How Madison knows of Jeb Tanner kind of man is the third thread of the narrative, as episodes from the time she was 12 years old and ran away from home, are woven into the story. In most essentials, Madison’s and Samuel’s stories mirror each other’s. Each knows the helplessness of being in the control of a psychopath.

Sometimes the seeds of murder are sown in earliest childhood. Giambanco provides three interwoven stories: that of the child who escapes through individual effort; that of the child who endures and survives and hopes to one day escape; and that of the child who reinforces his own resentments and abuses and seeks escape through revenge.
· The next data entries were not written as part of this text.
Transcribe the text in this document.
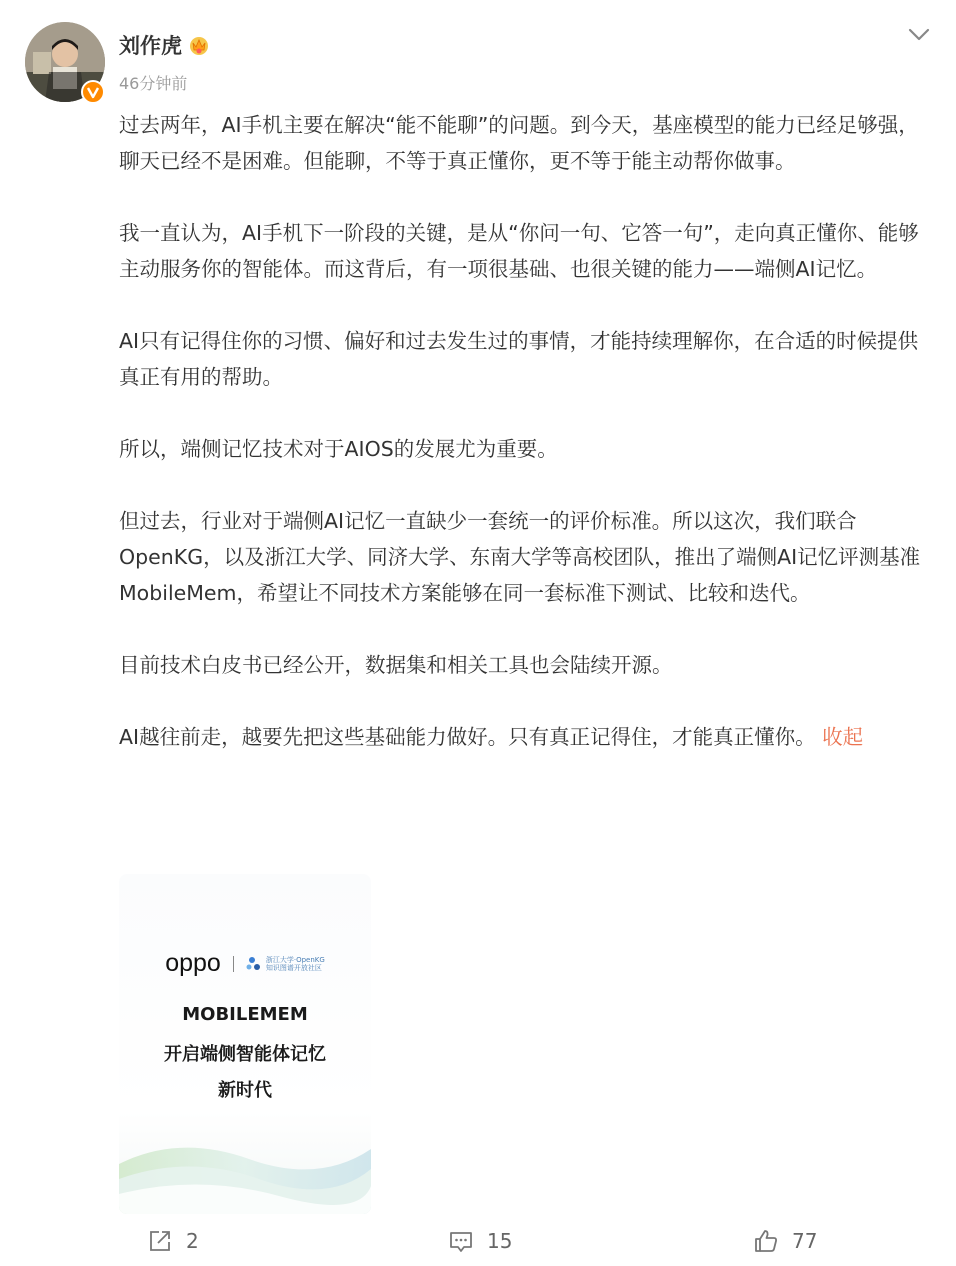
刘作虎
46分钟前

过去两年，AI手机主要在解决“能不能聊”的问题。到今天，基座模型的能力已经足够强，聊天已经不是困难。但能聊，不等于真正懂你，更不等于能主动帮你做事。

我一直认为，AI手机下一阶段的关键，是从“你问一句、它答一句”，走向真正懂你、能够主动服务你的智能体。而这背后，有一项很基础、也很关键的能力——端侧AI记忆。

AI只有记得住你的习惯、偏好和过去发生过的事情，才能持续理解你，在合适的时候提供真正有用的帮助。

所以，端侧记忆技术对于AIOS的发展尤为重要。

但过去，行业对于端侧AI记忆一直缺少一套统一的评价标准。所以这次，我们联合 OpenKG，以及浙江大学、同济大学、东南大学等高校团队，推出了端侧AI记忆评测基准 MobileMem，希望让不同技术方案能够在同一套标准下测试、比较和迭代。

目前技术白皮书已经公开，数据集和相关工具也会陆续开源。

AI越往前走，越要先把这些基础能力做好。只有真正记得住，才能真正懂你。 收起

oppo	浙江大学·OpenKG
知识图谱开放社区
MOBILEMEM
开启端侧智能体记忆
新时代
2	15	77
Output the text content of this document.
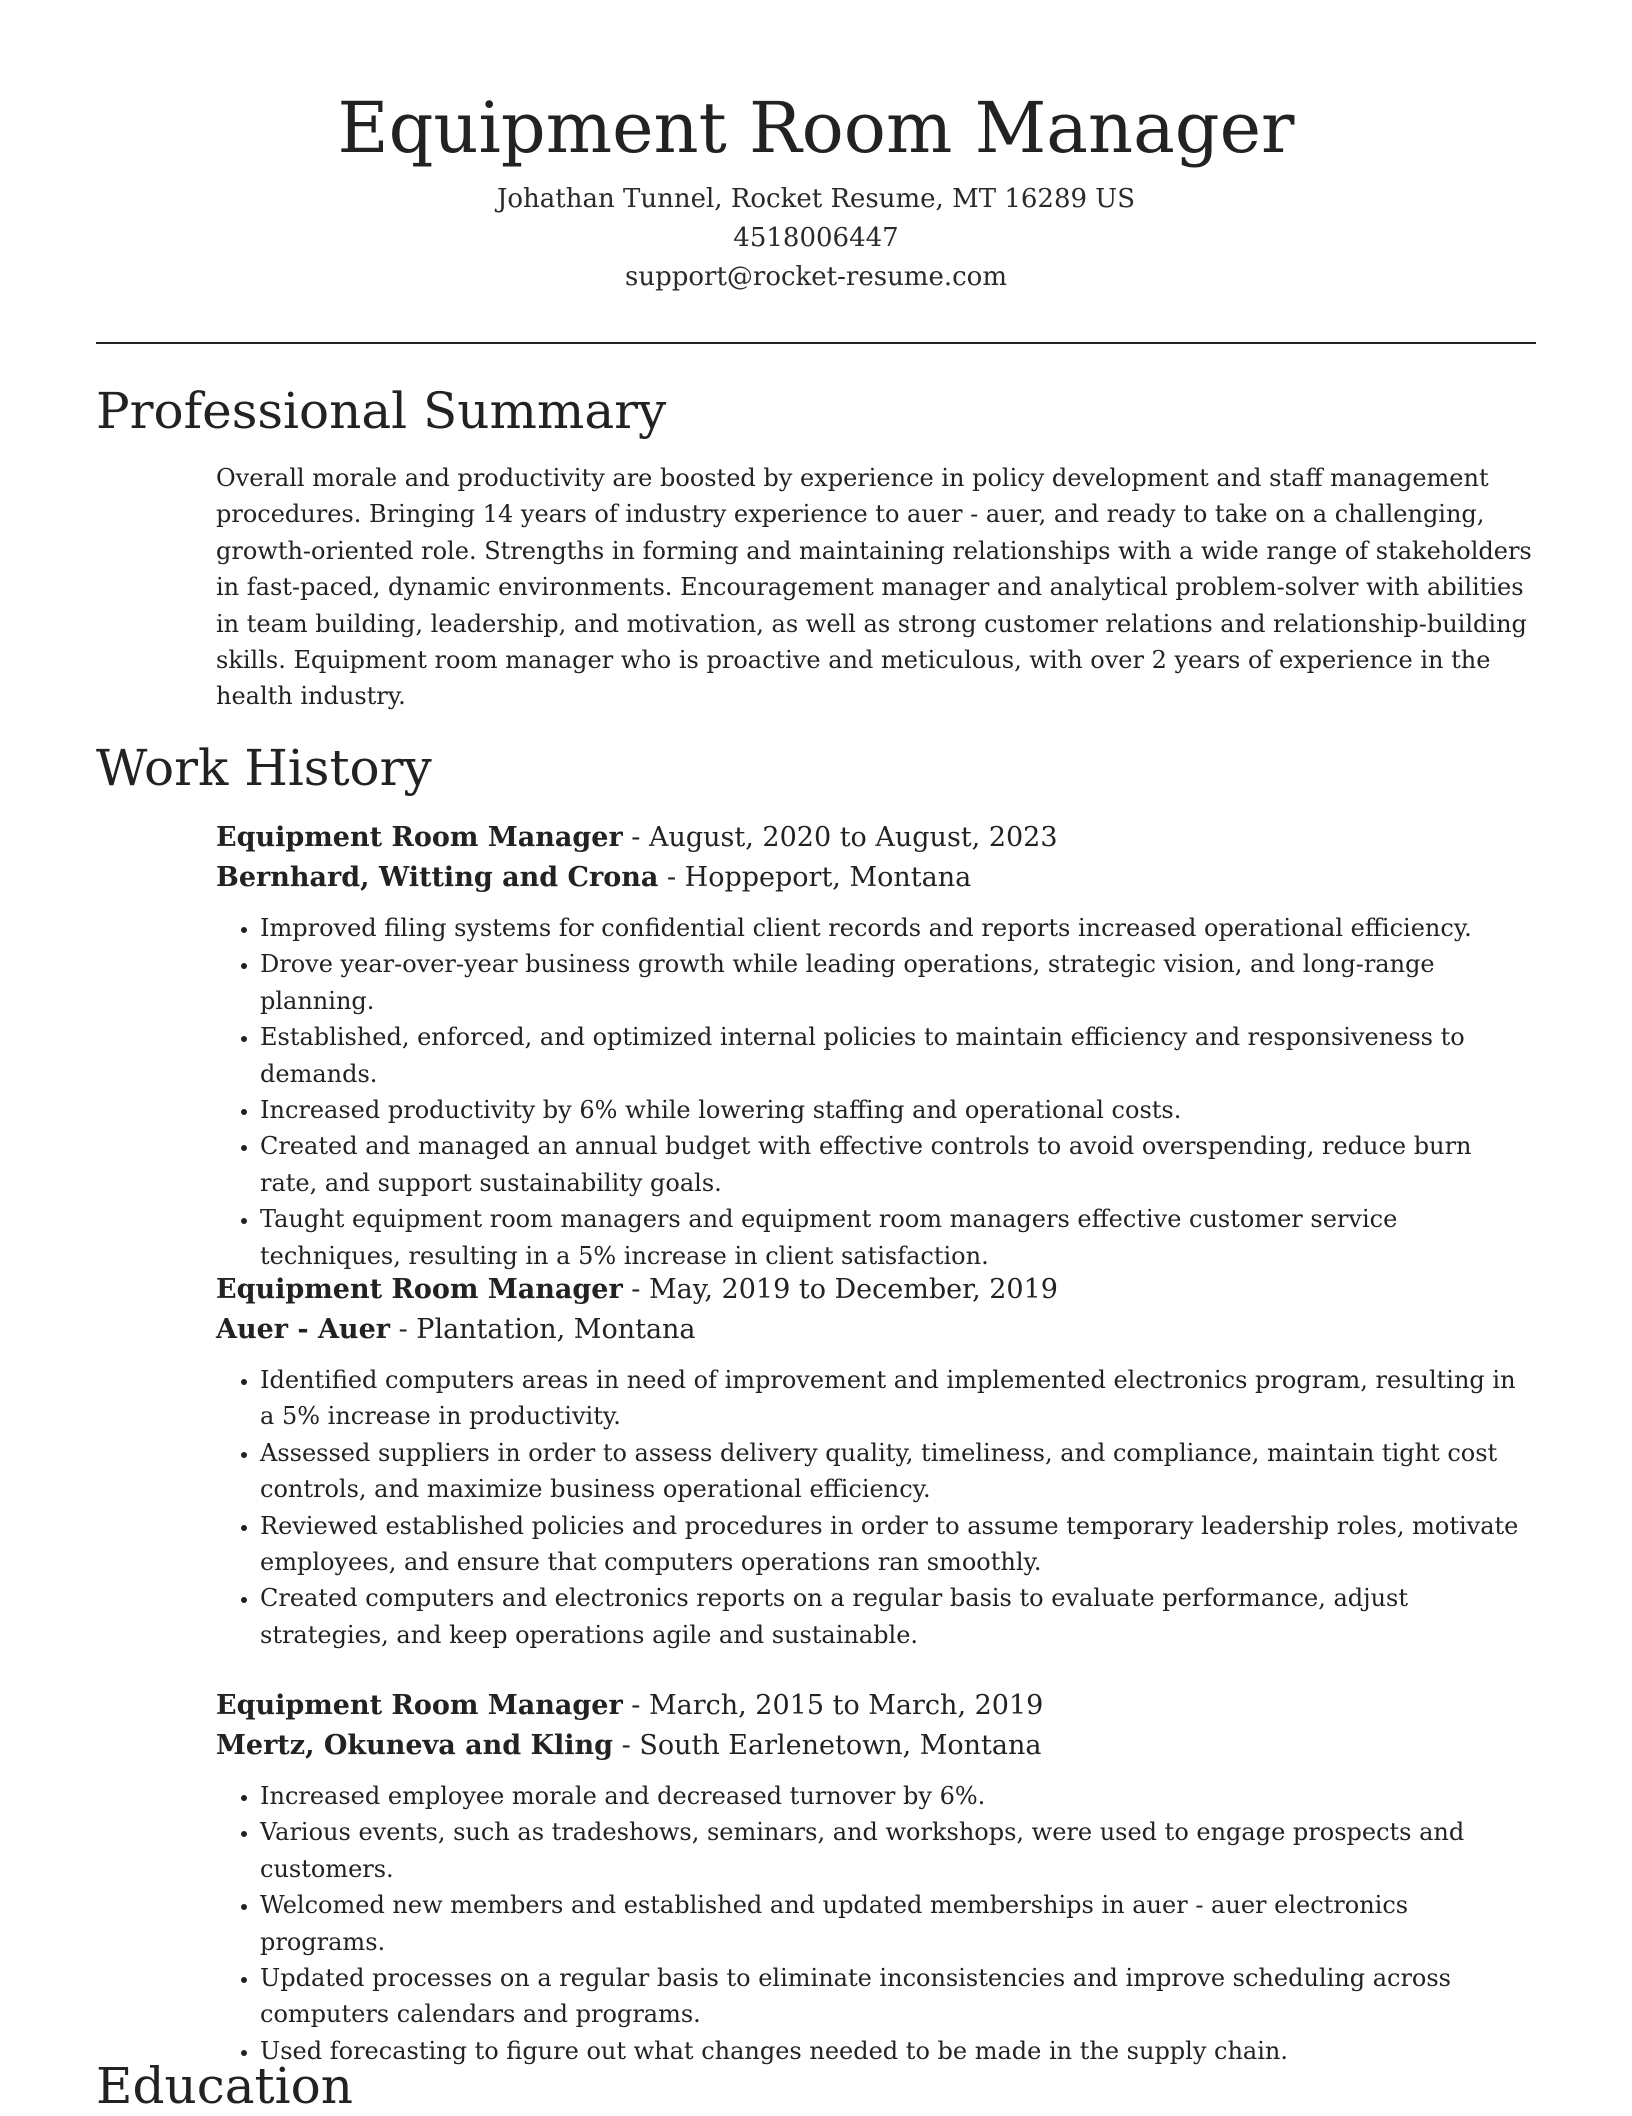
Equipment Room Manager
Johathan Tunnel, Rocket Resume, MT 16289 US
4518006447
support@rocket-resume.com
Professional Summary

Overall morale and productivity are boosted by experience in policy development and staff management procedures. Bringing 14 years of industry experience to auer - auer, and ready to take on a challenging, growth-oriented role. Strengths in forming and maintaining relationships with a wide range of stakeholders in fast-paced, dynamic environments. Encouragement manager and analytical problem-solver with abilities in team building, leadership, and motivation, as well as strong customer relations and relationship-building skills. Equipment room manager who is proactive and meticulous, with over 2 years of experience in the health industry.

Work History

Equipment Room Manager - August, 2020 to August, 2023

Bernhard, Witting and Crona - Hoppeport, Montana

• Improved filing systems for confidential client records and reports increased operational efficiency.
• Drove year-over-year business growth while leading operations, strategic vision, and long-range planning.
• Established, enforced, and optimized internal policies to maintain efficiency and responsiveness to demands.
• Increased productivity by 6% while lowering staffing and operational costs.
• Created and managed an annual budget with effective controls to avoid overspending, reduce burn rate, and support sustainability goals.
• Taught equipment room managers and equipment room managers effective customer service techniques, resulting in a 5% increase in client satisfaction.

Equipment Room Manager - May, 2019 to December, 2019

Auer - Auer - Plantation, Montana

• Identified computers areas in need of improvement and implemented electronics program, resulting in a 5% increase in productivity.
• Assessed suppliers in order to assess delivery quality, timeliness, and compliance, maintain tight cost controls, and maximize business operational efficiency.
• Reviewed established policies and procedures in order to assume temporary leadership roles, motivate employees, and ensure that computers operations ran smoothly.
• Created computers and electronics reports on a regular basis to evaluate performance, adjust strategies, and keep operations agile and sustainable.

Equipment Room Manager - March, 2015 to March, 2019

Mertz, Okuneva and Kling - South Earlenetown, Montana

• Increased employee morale and decreased turnover by 6%.
• Various events, such as tradeshows, seminars, and workshops, were used to engage prospects and customers.
• Welcomed new members and established and updated memberships in auer - auer electronics programs.
• Updated processes on a regular basis to eliminate inconsistencies and improve scheduling across computers calendars and programs.
• Used forecasting to figure out what changes needed to be made in the supply chain.
Education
The setting of Ludlow in the cold desolation of winter and the isolation of the community mirrors the soul-deep loneliness of children caught in the isolation imposed by others.

The psychology of the characters, the isolated setting, and the intricate plot blend together to create a seamless and compelling novel. Kudos to Ms. Giambanco for her achievement, and fans will wait impatiently for the next chapter in Alice Madison’s life.